浮世絵師といえば、役者絵を描くのが当たり前であった。大衆の需要が大きくて、手っ取り早く金を儲けることができた。なにしろ写真もなく、当然週刊誌もない時代だから、浮世絵が芸能界を大衆に結びつける最大の媒体だった。

役者絵は普通生きている役者の表情を捉えたものだが、中には死んだ役者を描いたものもあった。だいたい人気役者の生前の活躍を忍び、法要の追善がわりに作られたものだ。芳年の「菊のおも影」と題したこの作品はそうした追善絵の一枚。万延元年六月に没した四代目尾上菊五郎をとりあげたものだ。
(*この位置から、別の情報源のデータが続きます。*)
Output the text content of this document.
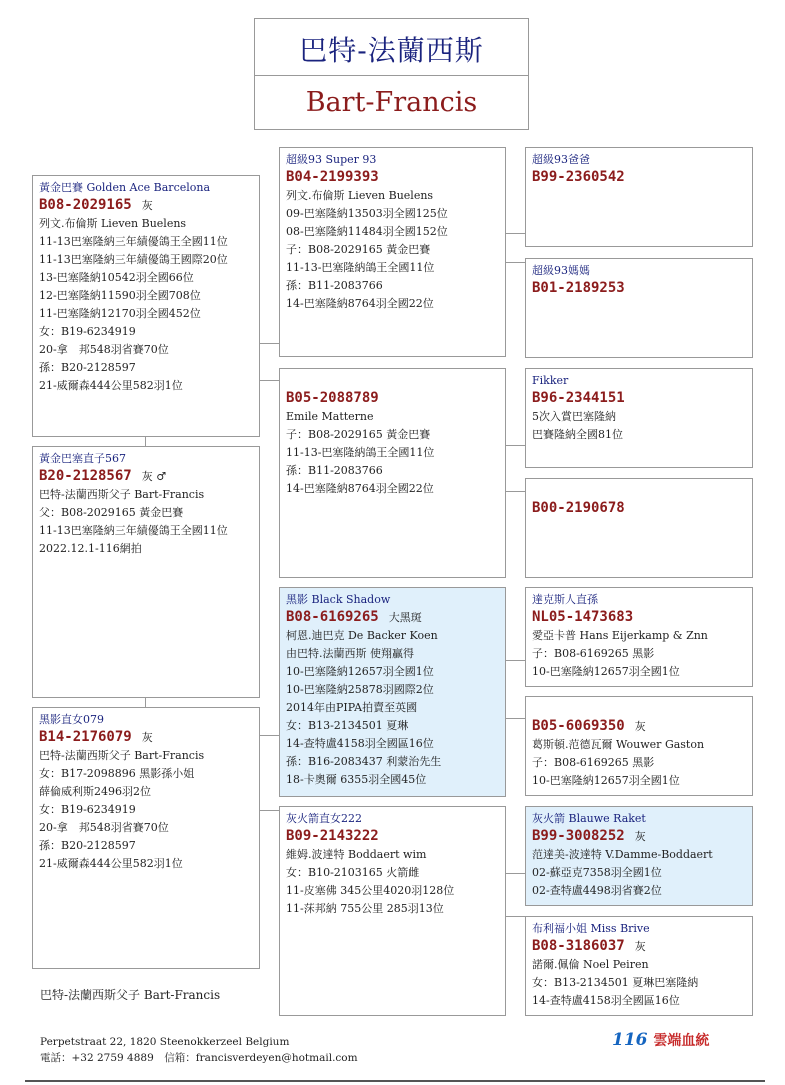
巴特-法蘭西斯
Bart-Francis
黃金巴賽 Golden Ace Barcelona
B08-2029165 灰
列文.布倫斯 Lieven Buelens
11-13巴塞隆納三年績優鴿王全國11位
11-13巴塞隆納三年績優鴿王國際20位
13-巴塞隆納10542羽全國66位
12-巴塞隆納11590羽全國708位
11-巴塞隆納12170羽全國452位
女：B19-6234919
20-拿　邦548羽省賽70位
孫：B20-2128597
21-威爾森444公里582羽1位
黃金巴塞直子567
B20-2128567 灰 ♂
巴特-法蘭西斯父子 Bart-Francis
父：B08-2029165 黃金巴賽
11-13巴塞隆納三年績優鴿王全國11位
2022.12.1-116網拍
黑影直女079
B14-2176079 灰
巴特-法蘭西斯父子 Bart-Francis
女：B17-2098896 黑影孫小姐
薛倫威利斯2496羽2位
女：B19-6234919
20-拿　邦548羽省賽70位
孫：B20-2128597
21-威爾森444公里582羽1位
超級93 Super 93
B04-2199393
列文.布倫斯 Lieven Buelens
09-巴塞隆納13503羽全國125位
08-巴塞隆納11484羽全國152位
子：B08-2029165 黃金巴賽
11-13-巴塞隆納鴿王全國11位
孫：B11-2083766
14-巴塞隆納8764羽全國22位
B05-2088789
Emile Matterne
子：B08-2029165 黃金巴賽
11-13-巴塞隆納鴿王全國11位
孫：B11-2083766
14-巴塞隆納8764羽全國22位
黑影 Black Shadow
B08-6169265 大黑斑
柯恩.迪巴克 De Backer Koen
由巴特.法蘭西斯 使翔贏得
10-巴塞隆納12657羽全國1位
10-巴塞隆納25878羽國際2位
2014年由PIPA拍賣至英國
女：B13-2134501 夏琳
14-查特盧4158羽全國區16位
孫：B16-2083437 利蒙治先生
18-卡奧爾 6355羽全國45位
灰火箭直女222
B09-2143222
維姆.波達特 Boddaert wim
女：B10-2103165 火箭雌
11-皮塞佛 345公里4020羽128位
11-莯邦納 755公里 285羽13位
超級93爸爸
B99-2360542
超級93媽媽
B01-2189253
Fikker
B96-2344151
5次入賞巴塞隆納
巴賽隆納全國81位
B00-2190678
達克斯人直孫
NL05-1473683
愛亞卡普 Hans Eijerkamp & Znn
子：B08-6169265 黑影
10-巴塞隆納12657羽全國1位
B05-6069350 灰
葛斯頓.范德瓦爾 Wouwer Gaston
子：B08-6169265 黑影
10-巴塞隆納12657羽全國1位
灰火箭 Blauwe Raket
B99-3008252 灰
范達美-波達特 V.Damme-Boddaert
02-蘇亞克7358羽全國1位
02-查特盧4498羽省賽2位
布利福小姐 Miss Brive
B08-3186037 灰
諾爾.佩倫 Noel Peiren
女：B13-2134501 夏琳巴塞隆納
14-查特盧4158羽全國區16位
巴特-法蘭西斯父子 Bart-Francis
Perpetstraat 22, 1820 Steenokkerzeel Belgium
電話：+32 2759 4889　信箱：francisverdeyen@hotmail.com
116 雲端血統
右側に生前の菊五郎が描かれている。菊五郎は袈裟姿で払子を右手に持っている。その視線の先には、閻魔大王等の一行が描かれている。その一行もまた、既に死んだ役者たちからなる。閻魔大王は四代目中村歌右衛門、傍らの役人は八代目市川團十郎、中程上部の二つの顔は、五代目市川海老蔵、松本錦升といった具合だ。

菊五郎の背後にいくつかの人影が描かれているが、これらは菊五郎が生前得意とした芝居の登場人物をあらわしている。